Daniel was buried with his wife Rebecca in a Marthasville cemetery and unbothered for a little more than a decade, until graverobbers paid a visit in the mid-1830s. Following that, the Boone family commissioned a local blacksmith and stone carver to produce new Missouri limestone grave markers.
Those headstones can be found today in Fayette, Missouri, at the Central Museum of History on the Central Methodist University Campus. Joseph Morris, a summer intern and local history teacher, said the new stones marked the Marthasville gravesites from 1836 to 1845 until they were disturbed again.
"The State of Kentucky sent a few representatives of the Frankfort Cemetery Commission to disinter the Boone couple and move them to the Frankfort City Cemetery, where they currently reside today," Morris said.
This move by Kentucky was the start of a dispute that spanned more than 150 years with the state of Missouri.
"Both cemeteries claim him, both cemeteries say that they are the rightful resting place of Daniel Boone. So it's a great big question mark, we really don't know where Daniel Boone is," Morris said.
Though legal proceedings have calmed since the 1990s, questions linger over communication with the Boone family about the bodies being moved, according to Morris. The only family member known to be present at the exhuming of the bodies in 1845 was Rebecca Bryan Boone's nephew, Marion McKinney. McKinney later confirmed the limestone markings' authenticity to the Central Museum, according to Morris.

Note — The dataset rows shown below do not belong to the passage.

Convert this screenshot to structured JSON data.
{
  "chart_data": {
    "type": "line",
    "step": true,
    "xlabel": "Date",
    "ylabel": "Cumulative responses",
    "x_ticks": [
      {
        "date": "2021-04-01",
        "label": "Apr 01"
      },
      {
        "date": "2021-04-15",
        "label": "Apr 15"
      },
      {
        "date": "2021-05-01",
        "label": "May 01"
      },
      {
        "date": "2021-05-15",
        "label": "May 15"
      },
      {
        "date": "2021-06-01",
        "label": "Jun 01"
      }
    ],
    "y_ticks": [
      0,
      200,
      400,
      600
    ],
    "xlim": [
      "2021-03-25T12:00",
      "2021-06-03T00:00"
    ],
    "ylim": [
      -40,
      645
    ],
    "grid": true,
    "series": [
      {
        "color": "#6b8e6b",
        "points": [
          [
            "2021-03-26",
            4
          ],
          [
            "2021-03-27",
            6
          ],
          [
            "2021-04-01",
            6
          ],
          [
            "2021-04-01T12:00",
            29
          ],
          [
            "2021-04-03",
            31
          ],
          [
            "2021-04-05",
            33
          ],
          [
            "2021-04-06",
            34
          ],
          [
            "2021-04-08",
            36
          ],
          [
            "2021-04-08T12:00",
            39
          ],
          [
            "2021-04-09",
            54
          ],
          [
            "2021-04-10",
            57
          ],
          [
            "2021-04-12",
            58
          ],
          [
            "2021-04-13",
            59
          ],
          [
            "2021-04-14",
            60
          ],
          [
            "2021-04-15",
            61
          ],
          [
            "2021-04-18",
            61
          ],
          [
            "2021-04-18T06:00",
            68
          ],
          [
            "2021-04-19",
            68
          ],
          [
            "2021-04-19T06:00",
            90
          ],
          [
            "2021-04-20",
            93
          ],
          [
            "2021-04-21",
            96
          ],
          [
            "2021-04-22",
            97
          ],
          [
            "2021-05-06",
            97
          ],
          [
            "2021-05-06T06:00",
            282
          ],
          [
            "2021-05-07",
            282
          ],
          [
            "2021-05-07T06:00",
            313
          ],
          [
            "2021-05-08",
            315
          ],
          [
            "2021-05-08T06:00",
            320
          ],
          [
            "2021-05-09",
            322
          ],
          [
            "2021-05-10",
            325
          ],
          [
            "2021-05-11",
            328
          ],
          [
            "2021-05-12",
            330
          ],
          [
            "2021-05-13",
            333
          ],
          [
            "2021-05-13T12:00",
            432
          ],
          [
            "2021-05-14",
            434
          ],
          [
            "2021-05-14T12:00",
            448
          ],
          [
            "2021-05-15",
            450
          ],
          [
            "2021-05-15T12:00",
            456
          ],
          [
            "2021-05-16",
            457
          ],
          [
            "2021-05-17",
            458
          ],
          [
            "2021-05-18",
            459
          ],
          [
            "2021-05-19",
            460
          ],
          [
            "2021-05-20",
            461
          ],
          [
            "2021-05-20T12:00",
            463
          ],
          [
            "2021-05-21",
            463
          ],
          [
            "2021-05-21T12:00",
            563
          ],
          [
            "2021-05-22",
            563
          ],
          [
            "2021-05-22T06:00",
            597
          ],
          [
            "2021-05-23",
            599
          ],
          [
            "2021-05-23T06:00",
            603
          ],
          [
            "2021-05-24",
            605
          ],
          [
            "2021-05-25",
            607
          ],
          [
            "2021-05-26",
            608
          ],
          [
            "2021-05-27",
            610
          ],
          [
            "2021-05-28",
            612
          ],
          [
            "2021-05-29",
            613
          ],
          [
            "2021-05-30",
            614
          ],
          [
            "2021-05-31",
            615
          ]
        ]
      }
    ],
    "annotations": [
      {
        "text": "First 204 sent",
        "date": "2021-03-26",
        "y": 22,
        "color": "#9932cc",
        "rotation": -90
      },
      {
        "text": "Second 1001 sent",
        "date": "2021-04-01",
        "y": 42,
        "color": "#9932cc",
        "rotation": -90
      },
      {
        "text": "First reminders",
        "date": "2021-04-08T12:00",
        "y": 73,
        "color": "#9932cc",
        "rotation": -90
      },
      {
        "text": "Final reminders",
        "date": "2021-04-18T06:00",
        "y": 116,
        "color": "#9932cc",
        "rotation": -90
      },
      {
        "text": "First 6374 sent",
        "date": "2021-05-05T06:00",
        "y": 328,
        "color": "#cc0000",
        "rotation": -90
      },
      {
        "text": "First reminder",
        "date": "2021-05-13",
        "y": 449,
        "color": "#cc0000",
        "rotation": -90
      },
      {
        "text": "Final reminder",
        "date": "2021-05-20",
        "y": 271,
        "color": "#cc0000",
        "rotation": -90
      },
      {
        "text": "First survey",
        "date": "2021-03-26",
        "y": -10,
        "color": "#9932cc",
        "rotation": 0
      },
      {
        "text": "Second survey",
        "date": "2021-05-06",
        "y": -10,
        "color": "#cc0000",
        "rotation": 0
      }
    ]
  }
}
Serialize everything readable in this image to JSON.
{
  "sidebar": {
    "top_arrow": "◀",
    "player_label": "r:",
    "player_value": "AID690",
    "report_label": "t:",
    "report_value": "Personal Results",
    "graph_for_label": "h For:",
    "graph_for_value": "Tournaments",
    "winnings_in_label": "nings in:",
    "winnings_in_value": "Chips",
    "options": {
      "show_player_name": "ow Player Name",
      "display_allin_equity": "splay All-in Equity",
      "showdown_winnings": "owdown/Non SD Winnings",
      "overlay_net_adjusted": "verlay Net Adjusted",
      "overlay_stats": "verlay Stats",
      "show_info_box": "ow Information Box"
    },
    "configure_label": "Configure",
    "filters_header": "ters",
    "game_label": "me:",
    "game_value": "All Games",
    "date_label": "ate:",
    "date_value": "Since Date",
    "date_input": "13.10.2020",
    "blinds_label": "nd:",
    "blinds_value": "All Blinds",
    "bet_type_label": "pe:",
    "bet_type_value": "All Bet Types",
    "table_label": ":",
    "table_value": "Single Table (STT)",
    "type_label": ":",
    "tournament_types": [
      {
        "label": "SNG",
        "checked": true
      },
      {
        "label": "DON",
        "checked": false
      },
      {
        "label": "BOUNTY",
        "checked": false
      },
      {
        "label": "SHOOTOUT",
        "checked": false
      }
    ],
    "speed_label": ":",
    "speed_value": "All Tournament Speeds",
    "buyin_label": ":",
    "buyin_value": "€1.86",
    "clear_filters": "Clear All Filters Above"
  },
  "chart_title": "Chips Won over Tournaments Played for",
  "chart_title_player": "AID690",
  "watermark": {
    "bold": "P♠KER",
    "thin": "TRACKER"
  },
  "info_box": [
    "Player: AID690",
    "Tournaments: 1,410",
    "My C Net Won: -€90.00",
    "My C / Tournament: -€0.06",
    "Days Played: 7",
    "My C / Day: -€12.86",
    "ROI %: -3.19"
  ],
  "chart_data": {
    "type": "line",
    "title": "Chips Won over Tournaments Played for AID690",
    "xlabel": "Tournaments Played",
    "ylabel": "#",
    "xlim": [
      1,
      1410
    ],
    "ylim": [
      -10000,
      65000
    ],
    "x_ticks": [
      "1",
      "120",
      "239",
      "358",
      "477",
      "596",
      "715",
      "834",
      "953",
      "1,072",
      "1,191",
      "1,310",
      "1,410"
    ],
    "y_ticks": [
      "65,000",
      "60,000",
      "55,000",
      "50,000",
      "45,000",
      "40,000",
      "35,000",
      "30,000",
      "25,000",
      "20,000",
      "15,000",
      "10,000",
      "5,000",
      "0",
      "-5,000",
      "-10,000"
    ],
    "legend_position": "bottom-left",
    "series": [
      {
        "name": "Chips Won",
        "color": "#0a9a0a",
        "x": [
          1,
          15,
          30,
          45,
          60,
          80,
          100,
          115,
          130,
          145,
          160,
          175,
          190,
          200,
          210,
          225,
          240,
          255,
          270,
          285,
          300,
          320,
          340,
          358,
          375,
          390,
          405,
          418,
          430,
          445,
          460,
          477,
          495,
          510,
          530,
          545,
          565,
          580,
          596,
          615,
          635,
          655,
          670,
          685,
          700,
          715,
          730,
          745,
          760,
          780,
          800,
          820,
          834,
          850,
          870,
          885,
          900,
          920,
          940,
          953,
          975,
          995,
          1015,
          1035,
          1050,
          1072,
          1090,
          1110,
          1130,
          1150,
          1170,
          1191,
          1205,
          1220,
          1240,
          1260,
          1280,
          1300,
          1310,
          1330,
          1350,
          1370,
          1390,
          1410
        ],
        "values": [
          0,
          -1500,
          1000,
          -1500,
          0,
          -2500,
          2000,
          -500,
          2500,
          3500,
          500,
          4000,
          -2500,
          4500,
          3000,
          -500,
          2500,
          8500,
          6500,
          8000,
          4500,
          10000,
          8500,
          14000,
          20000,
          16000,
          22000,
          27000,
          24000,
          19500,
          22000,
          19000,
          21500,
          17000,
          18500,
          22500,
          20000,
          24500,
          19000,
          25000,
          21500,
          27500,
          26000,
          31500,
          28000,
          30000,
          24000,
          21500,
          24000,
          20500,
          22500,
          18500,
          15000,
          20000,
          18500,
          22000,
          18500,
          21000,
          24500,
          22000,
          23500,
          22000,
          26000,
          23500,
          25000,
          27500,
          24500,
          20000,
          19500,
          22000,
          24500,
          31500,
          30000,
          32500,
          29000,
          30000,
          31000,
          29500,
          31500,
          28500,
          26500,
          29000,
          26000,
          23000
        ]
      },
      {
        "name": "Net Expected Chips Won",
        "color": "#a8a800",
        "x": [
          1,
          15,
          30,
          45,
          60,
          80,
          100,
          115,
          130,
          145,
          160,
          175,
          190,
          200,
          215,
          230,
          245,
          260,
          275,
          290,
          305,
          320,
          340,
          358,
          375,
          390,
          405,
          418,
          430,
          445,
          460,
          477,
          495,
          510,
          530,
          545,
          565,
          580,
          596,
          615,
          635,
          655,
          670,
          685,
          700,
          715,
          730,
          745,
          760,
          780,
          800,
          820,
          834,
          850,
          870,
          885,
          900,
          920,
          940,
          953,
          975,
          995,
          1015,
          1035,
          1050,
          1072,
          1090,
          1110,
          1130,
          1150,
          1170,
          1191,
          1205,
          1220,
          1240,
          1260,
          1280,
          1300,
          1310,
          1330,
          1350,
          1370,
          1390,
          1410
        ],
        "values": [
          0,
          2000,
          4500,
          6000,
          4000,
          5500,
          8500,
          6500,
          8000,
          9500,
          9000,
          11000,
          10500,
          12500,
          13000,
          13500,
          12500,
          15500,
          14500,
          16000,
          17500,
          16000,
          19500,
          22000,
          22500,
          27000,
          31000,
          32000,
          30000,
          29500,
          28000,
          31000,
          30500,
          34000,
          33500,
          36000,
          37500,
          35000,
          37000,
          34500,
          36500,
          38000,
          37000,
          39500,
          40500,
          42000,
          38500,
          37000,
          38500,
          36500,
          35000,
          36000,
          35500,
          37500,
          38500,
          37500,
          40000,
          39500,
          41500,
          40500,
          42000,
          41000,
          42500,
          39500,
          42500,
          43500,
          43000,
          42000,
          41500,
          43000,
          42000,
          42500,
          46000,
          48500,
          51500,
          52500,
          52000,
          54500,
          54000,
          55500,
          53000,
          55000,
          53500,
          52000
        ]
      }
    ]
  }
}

Morris said the bodies were not properly exhumed either, with many of the bones for both Daniel and Rebecca being left behind.
"We know that, of the remains that they took femurs, ribs, skulls and the bones that were intact and stable enough to be transported," Morris said.
Once brought to Kentucky, it took the state 17 years to erect a formal monument in the Frankfort Cemetery for Daniel and Rebecca, and a lot happened during that period.
"The Frankfort City Cemetery received some pretty harsh shelling and artillery bombing during a battle during the Civil War, and the grave sites at Frankfort were grave robbed throughout the Civil War as well," Morris said. "The Boone family has been grave robbed at least three times that we know of."
The Marthasville limestone markings arrived at the Central Museum of History 120 years ago after being donated by friends of the Boone family from the Defiance area.
"These stones represent not only the last tangible touchstone that we have to an American archetype, but they also represent an opening chapter into his postmortem life," Morris said.
Daniel and Rebecca's original tombstones have never been recovered.
It doesn't take a person long to find some place or something influenced by Daniel Boone and his family in Missouri. The names of at least five counties in Mid-Missouri alone are influenced by Boone and his family.